Ah true, I didnt think this through. Thanks
Wow! I’m really excited about this. Perfect timing as we were just figured out that we can’t use MessagingService for our use case and was thinking about using an external service. Much prefer to use something native to Roblox.
I’ve read the allOrNothing
parameter description like 10 times and still don’t quite understand what it does. Can someone help me understand what this is?
It sounds like if you set it to true then it will return nil if count you asked for is greater than the amount of items it can return.
Reading into the new MemoryStoreService
, I found it difficult to figure out how it fits into my workflow without any explicit use cases. There’s way too much written about the specification, but not enough about why we’d want to use it. I would like to see the wiki page(s) updated with some code samples.
Also, how does this compare to that other messaging service we were introduced to some time ago, if both can be used for ‘low-latency, high-throughput’ data manipulation?
To be honest, this looks like a combination of MessagingService and DataStoreService. It looks cool, but probably won’t use.
This is confirmed, we will have a fix soon.
The main advantage of MemoryStore over MessagingService is the disconnect from the data living on game servers. Servers do not need to establish some way of determining and managing which server is the source of truth.
For example in a queue, MessagingService must first determine which server is going to hold the queue, and then all servers have to successfully ask which server already has the queue, and when closing that server has to successfully hand off the queue before it closes.
With the MemoryStore the queue is a seperate entitity from game servers. There will always only be one, there is no need for servers to establish who is keeping track of it or hand it off.

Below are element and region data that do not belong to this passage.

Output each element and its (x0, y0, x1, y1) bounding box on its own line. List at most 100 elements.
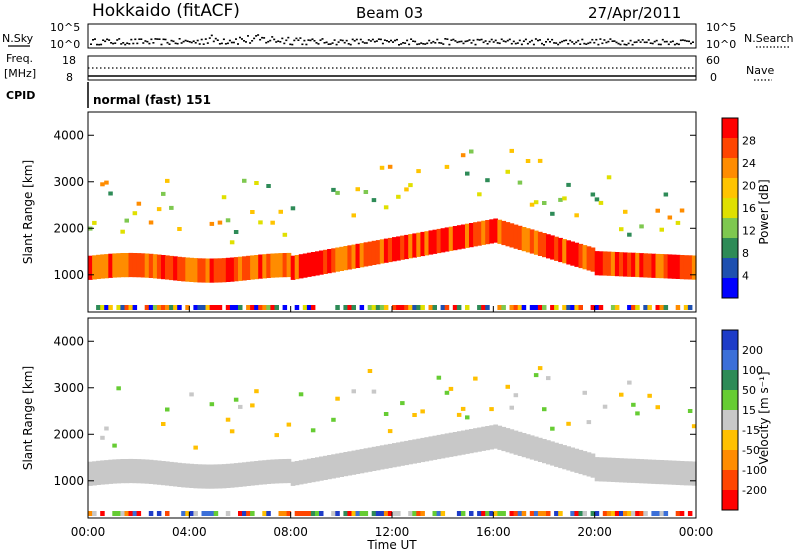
scatter-cell (635, 411, 640, 416)
ground-scatter-cell (335, 305, 340, 310)
ground-scatter-cell (529, 305, 535, 310)
scatter-band-cell (602, 251, 608, 276)
scatter-band-cell (392, 237, 397, 262)
ground-scatter-cell (420, 511, 425, 516)
colorbar-tick-label: 15 (742, 404, 756, 417)
scatter-cell (387, 164, 393, 169)
ground-scatter-cell (436, 511, 442, 516)
nsky-dot (293, 39, 296, 42)
scatter-band-cell (282, 459, 288, 484)
nsky-dot (96, 43, 98, 46)
power-ylabel: Slant Range [km] (21, 160, 35, 264)
scatter-cell (229, 240, 235, 245)
ground-scatter-cell (554, 511, 559, 516)
scatter-band-cell (582, 451, 588, 476)
ground-scatter-cell (165, 305, 170, 310)
scatter-band-cell (465, 223, 470, 248)
scatter-cell (627, 380, 632, 385)
nsky-dot (116, 39, 119, 41)
scatter-band-cell (635, 458, 640, 484)
ground-scatter-cell (104, 305, 109, 310)
scatter-band-cell (169, 255, 174, 281)
scatter-cell (647, 393, 652, 398)
ground-scatter-cell (136, 511, 142, 516)
scatter-cell (161, 422, 166, 426)
scatter-band-cell (550, 235, 555, 260)
ground-scatter-cell (485, 511, 490, 516)
scatter-band-cell (319, 250, 324, 275)
nsky-dot (567, 43, 570, 45)
scatter-cell (550, 211, 555, 216)
ground-scatter-cell (379, 305, 385, 310)
scatter-band-cell (323, 455, 328, 480)
scatter-band-cell (614, 458, 620, 483)
scatter-band-cell (473, 222, 478, 247)
ground-scatter-cell (185, 511, 190, 516)
scatter-cell (655, 208, 660, 213)
colorbar-tick-label: 12 (742, 225, 756, 238)
ground-scatter-cell (647, 305, 652, 310)
power-colorbar: 28 24 20 16 12 8 4 (721, 117, 756, 299)
nsky-dot (220, 42, 223, 45)
ground-scatter-cell (233, 305, 239, 310)
ground-scatter-cell (359, 305, 365, 310)
nsky-dot (331, 42, 334, 44)
scatter-band-cell (306, 252, 312, 277)
nsky-dot (454, 40, 457, 42)
nsky-dot (373, 40, 376, 43)
scatter-band-cell (436, 434, 442, 460)
scatter-band-cell (266, 459, 271, 484)
ground-scatter-cell (161, 305, 166, 310)
scatter-cell (623, 209, 628, 214)
nsky-dot (271, 36, 274, 38)
scatter-cell (619, 227, 624, 232)
nsky-dot (361, 41, 364, 43)
colorbar-segment (722, 198, 738, 219)
scatter-cell (542, 201, 547, 205)
nsky-dot (114, 42, 117, 44)
nsky-dot (132, 42, 135, 45)
ground-scatter-cell (242, 511, 247, 516)
nsky-dot (663, 40, 666, 43)
ground-scatter-cell (351, 305, 356, 310)
nsky-dot (549, 41, 551, 43)
scatter-cell (156, 207, 162, 212)
scatter-cell (254, 181, 259, 185)
scatter-cell (546, 376, 551, 381)
y-tick-label: 3000 (53, 381, 84, 395)
scatter-band-cell (440, 434, 446, 459)
nsky-dot (649, 42, 652, 44)
scatter-band-cell (627, 252, 632, 277)
scatter-band-cell (266, 253, 271, 278)
scatter-cell (456, 412, 462, 417)
x-tick-label: 00:00 (679, 525, 714, 539)
ground-scatter-cell (173, 305, 178, 310)
ground-scatter-cell (266, 511, 271, 516)
scatter-cell (444, 390, 450, 395)
scatter-band-cell (387, 237, 393, 263)
scatter-band-cell (497, 425, 503, 450)
ground-scatter-cell (623, 511, 628, 516)
ground-scatter-cell (92, 511, 97, 516)
scatter-band-cell (643, 253, 648, 278)
scatter-band-cell (460, 430, 466, 455)
nsky-dot (339, 39, 342, 41)
ground-scatter-cell (627, 305, 632, 310)
scatter-band-cell (590, 453, 596, 478)
ground-scatter-cell (428, 305, 433, 310)
date-title: 27/Apr/2011 (588, 4, 681, 22)
nsky-dot (305, 43, 308, 46)
scatter-band-cell (359, 243, 365, 268)
scatter-band-cell (679, 461, 685, 486)
ground-scatter-cell (383, 305, 389, 310)
scatter-cell (477, 192, 482, 197)
nsky-dot (126, 42, 129, 44)
nsky-dot (295, 37, 298, 40)
scatter-band-cell (659, 254, 665, 279)
ground-scatter-cell (124, 511, 129, 516)
colorbar-segment (722, 490, 738, 511)
scatter-cell (533, 373, 539, 378)
ground-scatter-cell (687, 305, 693, 310)
scatter-cell (408, 183, 413, 188)
scatter-band-cell (225, 463, 231, 488)
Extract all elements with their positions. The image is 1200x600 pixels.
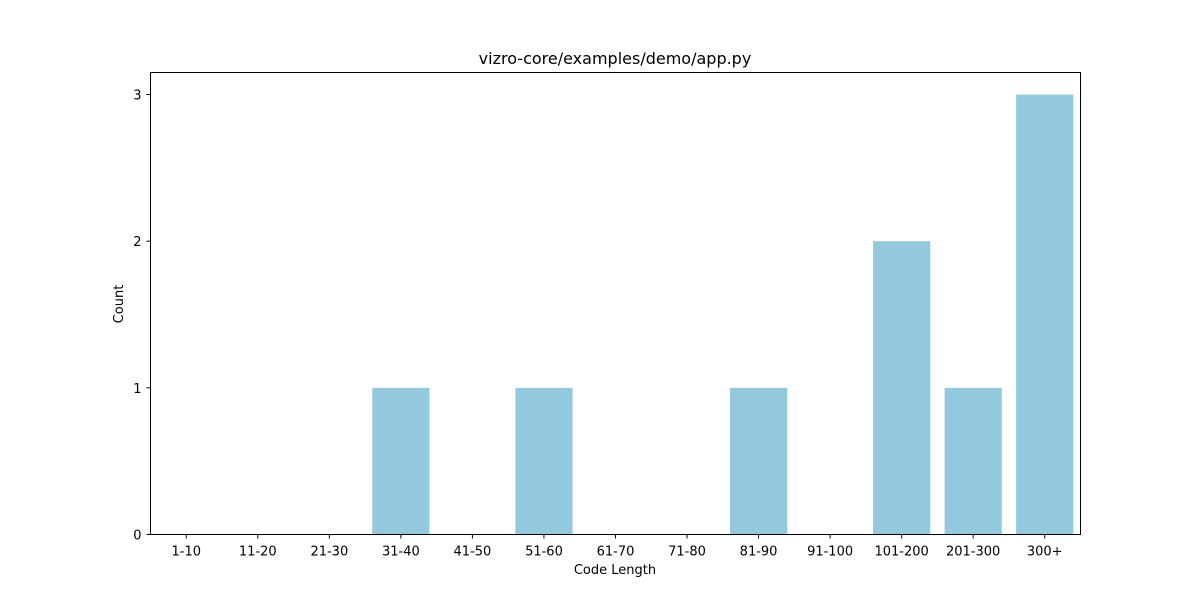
x-tick-label: 11-20 (239, 545, 277, 560)
bar-101-200 (873, 241, 931, 535)
y-tick-label: 3 (133, 89, 141, 104)
bar-51-60 (515, 387, 573, 535)
x-tick-label: 201-300 (946, 545, 1000, 560)
x-tick-label: 91-100 (807, 545, 853, 560)
x-tick-label: 300+ (1027, 545, 1063, 560)
bars-layer (372, 94, 1074, 535)
y-tick-label: 1 (133, 382, 141, 397)
x-tick-label: 51-60 (525, 545, 563, 560)
x-tick-label: 31-40 (382, 545, 420, 560)
bar-81-90 (729, 387, 788, 535)
x-tick-label: 41-50 (454, 545, 492, 560)
plot-frame (150, 72, 1081, 535)
x-tick-label: 71-80 (668, 545, 706, 560)
x-tick-label: 21-30 (310, 545, 348, 560)
bar-300+ (1016, 94, 1074, 535)
x-axis-title: Code Length (574, 563, 656, 578)
x-tick-label: 101-200 (874, 545, 928, 560)
bar-31-40 (372, 387, 430, 535)
y-axis-ticks: 0 1 2 3 (133, 89, 151, 544)
y-tick-label: 0 (133, 529, 141, 544)
x-axis-ticks: 1-10 11-20 21-30 31-40 41-50 51-60 61-70 71-80 8… (172, 534, 1063, 560)
x-tick-label: 81-90 (740, 545, 778, 560)
bar-201-300 (944, 387, 1002, 535)
y-axis-title: Count (112, 285, 127, 324)
y-tick-label: 2 (133, 235, 141, 250)
x-tick-label: 1-10 (172, 545, 202, 560)
x-tick-label: 61-70 (597, 545, 635, 560)
chart-title: vizro-core/examples/demo/app.py (479, 49, 752, 68)
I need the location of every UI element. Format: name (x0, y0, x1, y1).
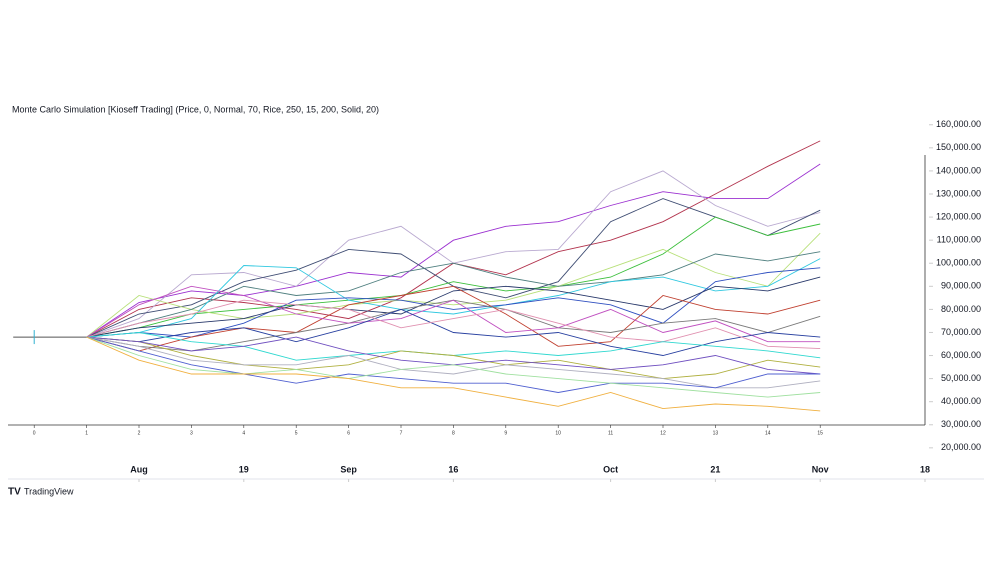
time-tick-label: 19 (239, 464, 249, 474)
series-line (86, 336, 821, 389)
x-tick-label: 2 (138, 430, 141, 436)
y-tick-label: 70,000.00 (941, 327, 981, 337)
x-tick-label: 1 (85, 430, 88, 436)
series-line (86, 285, 821, 352)
x-tick-label: 7 (400, 430, 403, 436)
time-tick-label: Sep (340, 464, 357, 474)
y-tick-label: 130,000.00 (936, 188, 981, 198)
y-tick-label: 160,000.00 (936, 119, 981, 129)
x-tick-label: 9 (504, 430, 507, 436)
time-tick-label: Oct (603, 464, 618, 474)
time-tick-label: Aug (130, 464, 148, 474)
y-tick-label: 140,000.00 (936, 165, 981, 175)
logo-mark: TV (8, 487, 21, 498)
y-tick-label: 20,000.00 (941, 442, 981, 452)
series-line (86, 308, 821, 356)
series-line (86, 336, 821, 393)
y-tick-label: 80,000.00 (941, 304, 981, 314)
x-tick-label: 10 (555, 430, 561, 436)
y-tick-label: 50,000.00 (941, 373, 981, 383)
x-tick-label: 3 (190, 430, 193, 436)
series-line (86, 276, 821, 338)
series-line (86, 336, 821, 398)
x-tick-label: 15 (817, 430, 823, 436)
time-tick-label: 21 (710, 464, 720, 474)
series-line (86, 251, 821, 338)
y-tick-label: 100,000.00 (936, 258, 981, 268)
series-line (86, 267, 821, 338)
x-tick-label: 13 (713, 430, 719, 436)
series-line (86, 336, 821, 380)
series-line (86, 285, 821, 343)
y-tick-label: 90,000.00 (941, 281, 981, 291)
x-tick-label: 8 (452, 430, 455, 436)
series-line (86, 299, 821, 350)
x-tick-label: 6 (347, 430, 350, 436)
y-tick-label: 110,000.00 (937, 235, 981, 245)
x-tick-label: 14 (765, 430, 771, 436)
x-tick-label: 12 (660, 430, 666, 436)
series-line (86, 163, 821, 338)
x-tick-label: 11 (608, 430, 613, 436)
y-tick-label: 150,000.00 (936, 142, 981, 152)
y-tick-label: 40,000.00 (941, 396, 981, 406)
x-tick-label: 5 (295, 430, 298, 436)
y-tick-label: 120,000.00 (936, 211, 981, 221)
footer: TradingView (24, 486, 74, 496)
time-tick-label: 18 (920, 464, 930, 474)
x-tick-label: 4 (242, 430, 245, 436)
pane (8, 104, 984, 479)
y-tick-label: 60,000.00 (941, 350, 981, 360)
logo: TV (8, 487, 21, 498)
y-tick-label: 30,000.00 (941, 419, 981, 429)
x-tick-label: 0 (33, 430, 36, 436)
chart-title: Monte Carlo Simulation [Kioseff Trading]… (12, 104, 379, 114)
time-tick-label: 16 (448, 464, 458, 474)
series-line (86, 232, 821, 338)
time-tick-label: Nov (812, 464, 829, 474)
series-line (86, 336, 821, 412)
series-line (86, 258, 821, 338)
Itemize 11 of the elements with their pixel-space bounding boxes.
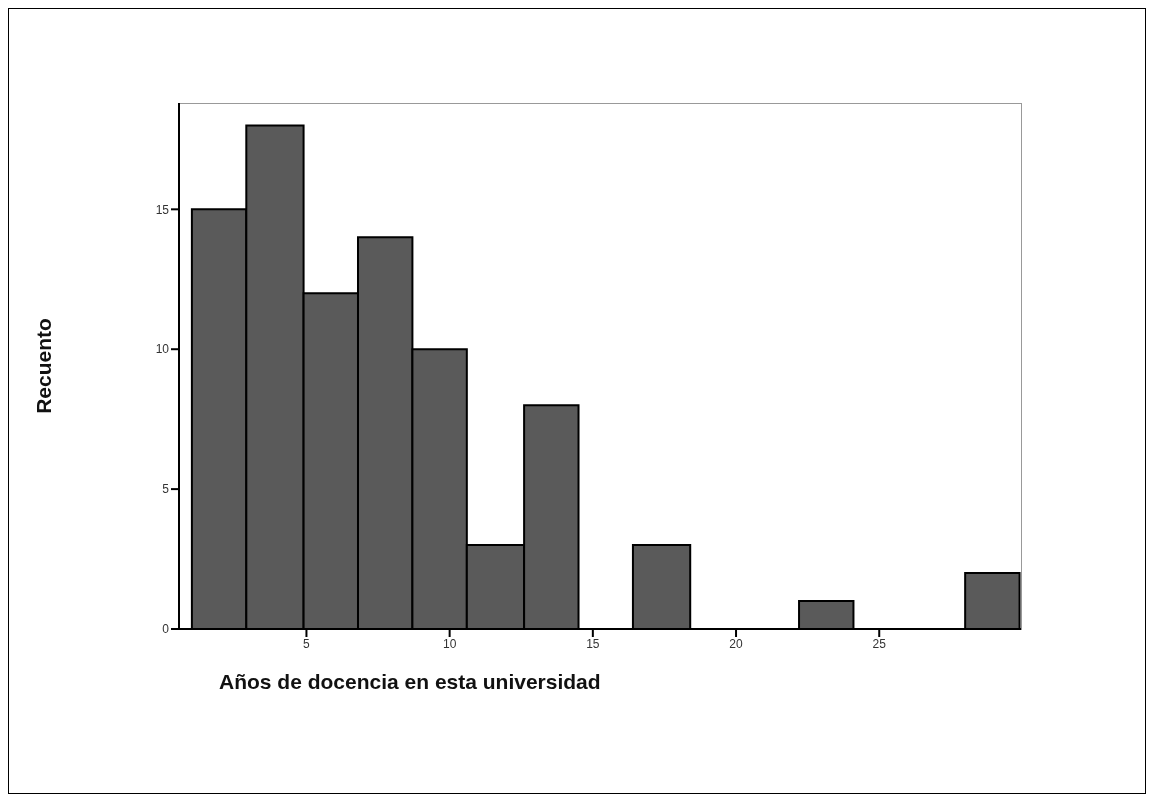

OrderedDataStore is persistent, MemoryStore is not. So no, the use cases are different. You wouldn’t store a ranking you intend to persist on MemoryStore since you would not be able to store all player values on it at once for 30+ days.
I should have been more clear in the post. I would of course sync the memory store data with the players datastore values and then i would assign the priority queue based off of that. Of course, like the post mentioned, I would use datastores as a single source of truth. Hopefully this makes my post more clear
If the ReadAsync finds fewer items than the count
parameter and allOrNothing
is set to true it will return all the items available. If allOrNothing
is true it will return nothing.
For example, let’s say I have a queue with 99 items, and I call :ReadAsync
with a count of 100, by default it will return all of the items that it could fine (The 99 items). But if allOrNothing
is set to true it will return nothing.
That’s a valid comparison, but the official documentation fails to make any mention of that. When we want to access a tutorial, we’d rather know in what applications this is useful in than how much memory we’re allowed to store on it at a time. I’ve been developing for well over 7 years, so you could only imagine how someone with one or two years will approach this. The first paragraph mentions general use-cases, but is nowhere as in-depth as with the DataStoreService
page.
Woah
Do you have any plans to create an API for measuring Data size?
How are we supposed to know that our data is over 1KB?
It’s extremely difficult for us to remain under the limit without any tools that can help.
-
Memory Size Quota: 64KB + 1KB ⨉ [number of users]
-
Requests Quota: 1000 + 100 ⨉ [number of users]
while we can take notes, it’s almost impossible to get that information in a live game
There's a lot of documentation and links missing on the DevHub.
MemoryStoreService:GetSortedMap
Missing from MemoryStoreService
Oh my gosh, thank you! This is definitely going to improve Ro-Chat with global server data!
Could I suggest that setting shorter expiration causes larger size limits? In my use case, I’d need the data for a max of a couple of hours. Keeping it for a month is pretty useless for me. But size may be an issue. Since the data is temporary, not sure why the size limit is smaller than DataStore’s is.
SortedMap seems to just return a sorted array by division key instead of value. As such it doesn’t get any better when applied to the Global Leaderboard. SortedMap should add a way to get an array sorted by value.
Looks promising! I hope there will be some code examples in the future. Because I am unsure how I am supposed to use this for Global Leaderboard, which has been listed a use-case in the tutorial. Scores/Ranks are usually persistent so I would need to rely on DataStoreService anyhow. I don’t see how I would use MemoryStorage for a Global Leaderboard.
I’ve used this method to measure the size of my datastores previously. It returns the length or how many letters is in the json string and each letter is about 1 byte.
print(#HTTPService:JSONEncode(table))
print(string.len(HTTPService:JSONEncode(table)))
I’m assuming the example use case was if someone doesn’t use OrderedDataStores for global leaderboards. For example, a game can make a global leaderboard/ranking system based on Letters (A, B, C, etc) instead of numbers.
Id like to thank all the staff members who worked on this. Huge respect!
This has a lot of use cases and it’s great to switch to MemoryStore instead of using MessagingService for cross server communication.